Base Snaps - Doubts

Hello There,

I have been trying to understand the base snap concepts and see if that is something we could use in one of our projects. As usual, the documentations are hard to find . All I could find are this forum topic and these demos (base-snap and base-snap-consumer).

My requirements or problem statement is as below.

  1. The project is a python package turned in to snap , though the actual python package is very small, the dependencies are huge and it would take a lot of time to build and resulting snap size is also huge (around 80+ MB).
  2. The Idea would be (if feasible) to divide the entire packages in to base snap (which installs python + other system and third party packages along with all the install dependencies of our python package) and the actual snap for our python package (There by reducing the time to build and size of the resulting snap (hopefully ??)).

So to begin with, I cloned the repo in to a new directory my-snap-base, modified the snapcraft.yaml and removed apps section, addedd type: base, renamed it to my-snap-base and built the snap. I then, went ahead to the original snap directory my-snap ,edited the snapcraft.yaml this time to exclude all the parts which are now part of my-base-snap and tried building the snap. The snap failed to build at the prime stage while trying to create command wrappers for the third party packages such as sqlite3 which are now part of base-snap. To overcome this error I though to moving the required app section to base-snap itself but on going through the forum topic Base snaps with defined applications I am again confused .

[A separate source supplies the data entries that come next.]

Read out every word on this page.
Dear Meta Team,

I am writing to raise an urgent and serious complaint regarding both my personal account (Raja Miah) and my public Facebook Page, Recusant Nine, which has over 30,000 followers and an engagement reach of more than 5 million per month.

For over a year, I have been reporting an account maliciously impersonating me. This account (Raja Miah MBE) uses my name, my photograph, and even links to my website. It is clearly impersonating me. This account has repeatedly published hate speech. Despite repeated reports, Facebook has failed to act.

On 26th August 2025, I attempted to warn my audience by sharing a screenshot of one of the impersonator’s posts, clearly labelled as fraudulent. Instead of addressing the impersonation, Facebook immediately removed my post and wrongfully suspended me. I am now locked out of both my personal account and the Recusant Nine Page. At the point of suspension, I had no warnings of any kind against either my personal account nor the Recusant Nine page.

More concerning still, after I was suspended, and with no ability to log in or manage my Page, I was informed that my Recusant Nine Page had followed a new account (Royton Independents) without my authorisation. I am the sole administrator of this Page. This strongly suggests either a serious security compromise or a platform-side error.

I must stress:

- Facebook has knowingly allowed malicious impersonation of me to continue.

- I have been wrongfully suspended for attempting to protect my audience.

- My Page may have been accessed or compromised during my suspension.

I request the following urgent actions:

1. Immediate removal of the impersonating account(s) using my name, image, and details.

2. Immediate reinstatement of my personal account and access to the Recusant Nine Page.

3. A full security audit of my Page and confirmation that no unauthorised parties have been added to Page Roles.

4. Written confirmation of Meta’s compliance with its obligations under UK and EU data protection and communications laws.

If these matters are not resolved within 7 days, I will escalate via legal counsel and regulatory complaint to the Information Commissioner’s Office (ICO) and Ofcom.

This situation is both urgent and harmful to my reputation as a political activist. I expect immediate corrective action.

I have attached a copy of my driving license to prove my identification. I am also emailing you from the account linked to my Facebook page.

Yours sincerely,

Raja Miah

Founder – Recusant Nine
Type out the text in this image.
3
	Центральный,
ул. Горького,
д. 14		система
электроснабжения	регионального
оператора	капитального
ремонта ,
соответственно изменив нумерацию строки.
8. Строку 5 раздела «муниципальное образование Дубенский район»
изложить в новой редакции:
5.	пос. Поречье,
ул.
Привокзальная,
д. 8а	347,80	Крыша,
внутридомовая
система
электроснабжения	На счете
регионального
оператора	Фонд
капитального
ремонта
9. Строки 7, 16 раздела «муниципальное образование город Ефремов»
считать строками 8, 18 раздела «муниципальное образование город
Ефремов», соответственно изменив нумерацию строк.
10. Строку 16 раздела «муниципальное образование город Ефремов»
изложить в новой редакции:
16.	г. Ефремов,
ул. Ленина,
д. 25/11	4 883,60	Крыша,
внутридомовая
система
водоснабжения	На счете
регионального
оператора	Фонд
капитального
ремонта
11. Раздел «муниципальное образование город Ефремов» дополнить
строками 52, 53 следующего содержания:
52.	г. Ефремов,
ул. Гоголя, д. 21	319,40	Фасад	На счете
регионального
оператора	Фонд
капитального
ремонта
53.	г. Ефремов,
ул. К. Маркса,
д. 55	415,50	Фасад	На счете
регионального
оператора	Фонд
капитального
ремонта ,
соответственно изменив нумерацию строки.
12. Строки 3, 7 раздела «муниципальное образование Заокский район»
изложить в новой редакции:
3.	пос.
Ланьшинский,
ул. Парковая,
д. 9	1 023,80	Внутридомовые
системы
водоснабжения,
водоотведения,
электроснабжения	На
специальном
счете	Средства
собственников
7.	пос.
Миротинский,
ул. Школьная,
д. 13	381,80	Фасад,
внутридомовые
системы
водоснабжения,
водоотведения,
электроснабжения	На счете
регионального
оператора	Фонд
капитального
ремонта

What would be the best way to handle this situation ?Is there a way I can tell snapcraft to just create the command wrappers and look for the required binaries in the base-snap upon installation/ at run time ? Or Should I just skip creating the base snap and stick to what we are having at present (one snap with everything packaged) ?

You almost certainly don’t want a base snap for this. In addition to the Python code you propose putting in your base snap, you’d also be responsible for libc and all the other base libraries used by Python. By not relying on one of the existing bases, you’d be on the hook for tracking security vulnerabilities in all this code.

What might be more useful is the content interface. This allows you to have files from one snap bind mounted into a second snap. You can set a default provider for a content interface plug, which can trigger the installation of your second snap.


Thanks @jamesh for the hints. I tried using content-interface a long while ago but could not get the gist of it , so if I create a snap with all my third party libraries and executable, Can I access them from my apps in the second snap ?

Say snap1 has bin1 located in its $SNAP/usr/bin folder, If I mount $SNAP of first snap in second snap, Can I access it ?

I’d suggest reading the documentation about the interface here:

In short, it provides a way for a directory from one snap to be bind mounted into another. So you want the content you wish to export to be under a single directory tree.